Few data are available regarding efficacy and safety of nanoparticle albumin-bound (nab)-paclitaxel in advanced breast cancer patients outside a controlled trial, especially for the weekly schedule.

PATIENTS AND METHODS

We prospectively collected data of advanced breast cancer patients who were candidates to be treated with weekly (125 mg/m for 3 consecutive weeks followed by a 1-week rest) or every 3 weeks (260 mg/m) schedules of nab-paclitaxel, according to physician's decision.

RESULTS

The study enrolled 209 patients, of whom 92 (39.3%) received weekly nab-paclitaxel. The median age was 58 (range, 31-84) years; 21.8% of the patients were classified as triple-negative breast cancer (estrogen-recetor/progesteron-receptor-negative). The median number of cycles was 5.5. The overall response rate was 32.1% in the whole population, without any significant difference according to schedule, previous paclitaxel exposure, presence of visceral metastases, or line of treatment. The median time to disease progression was 6 months (95% confidence interval, 1-34), with no differences according to the schedule of treatment.

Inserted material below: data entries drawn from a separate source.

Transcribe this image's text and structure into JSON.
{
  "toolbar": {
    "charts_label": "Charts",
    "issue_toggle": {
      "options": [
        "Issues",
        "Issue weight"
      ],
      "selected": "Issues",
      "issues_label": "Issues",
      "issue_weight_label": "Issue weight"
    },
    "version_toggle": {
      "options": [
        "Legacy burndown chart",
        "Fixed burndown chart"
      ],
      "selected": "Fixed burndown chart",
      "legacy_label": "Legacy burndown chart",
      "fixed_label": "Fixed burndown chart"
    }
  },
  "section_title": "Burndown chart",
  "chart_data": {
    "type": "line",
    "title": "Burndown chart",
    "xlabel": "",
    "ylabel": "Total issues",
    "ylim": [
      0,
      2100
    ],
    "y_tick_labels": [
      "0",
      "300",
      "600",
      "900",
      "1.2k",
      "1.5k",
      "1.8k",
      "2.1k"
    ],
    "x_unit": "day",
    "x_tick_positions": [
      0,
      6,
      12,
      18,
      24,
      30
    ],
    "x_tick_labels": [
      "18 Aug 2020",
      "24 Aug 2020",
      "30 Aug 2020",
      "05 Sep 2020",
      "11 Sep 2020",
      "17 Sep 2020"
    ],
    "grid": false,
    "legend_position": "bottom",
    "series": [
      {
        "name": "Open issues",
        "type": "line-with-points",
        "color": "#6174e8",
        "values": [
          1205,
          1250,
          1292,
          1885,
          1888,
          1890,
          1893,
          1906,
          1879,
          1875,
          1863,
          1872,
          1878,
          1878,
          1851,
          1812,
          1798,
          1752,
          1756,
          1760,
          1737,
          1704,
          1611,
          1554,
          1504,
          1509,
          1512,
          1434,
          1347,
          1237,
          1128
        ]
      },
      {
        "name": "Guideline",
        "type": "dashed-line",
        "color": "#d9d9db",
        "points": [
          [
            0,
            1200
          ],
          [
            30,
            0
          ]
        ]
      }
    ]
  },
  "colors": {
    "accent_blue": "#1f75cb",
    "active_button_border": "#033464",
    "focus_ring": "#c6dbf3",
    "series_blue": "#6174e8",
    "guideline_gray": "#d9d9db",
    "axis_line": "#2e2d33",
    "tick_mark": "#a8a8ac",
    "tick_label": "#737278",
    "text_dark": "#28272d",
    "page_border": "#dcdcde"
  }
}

Severe adverse events (Grade 3-4) were observed in 60.6% of the patients. The main toxicities were alopecia (53.4%), neutropenia (3%), and sensory neuropathy (2.1%).

CONCLUSION

Our real-life data indicate that both schedules of nab-paclitaxel are manageable and safe in advanced breast cancer patients, even if previously treated with other taxanes.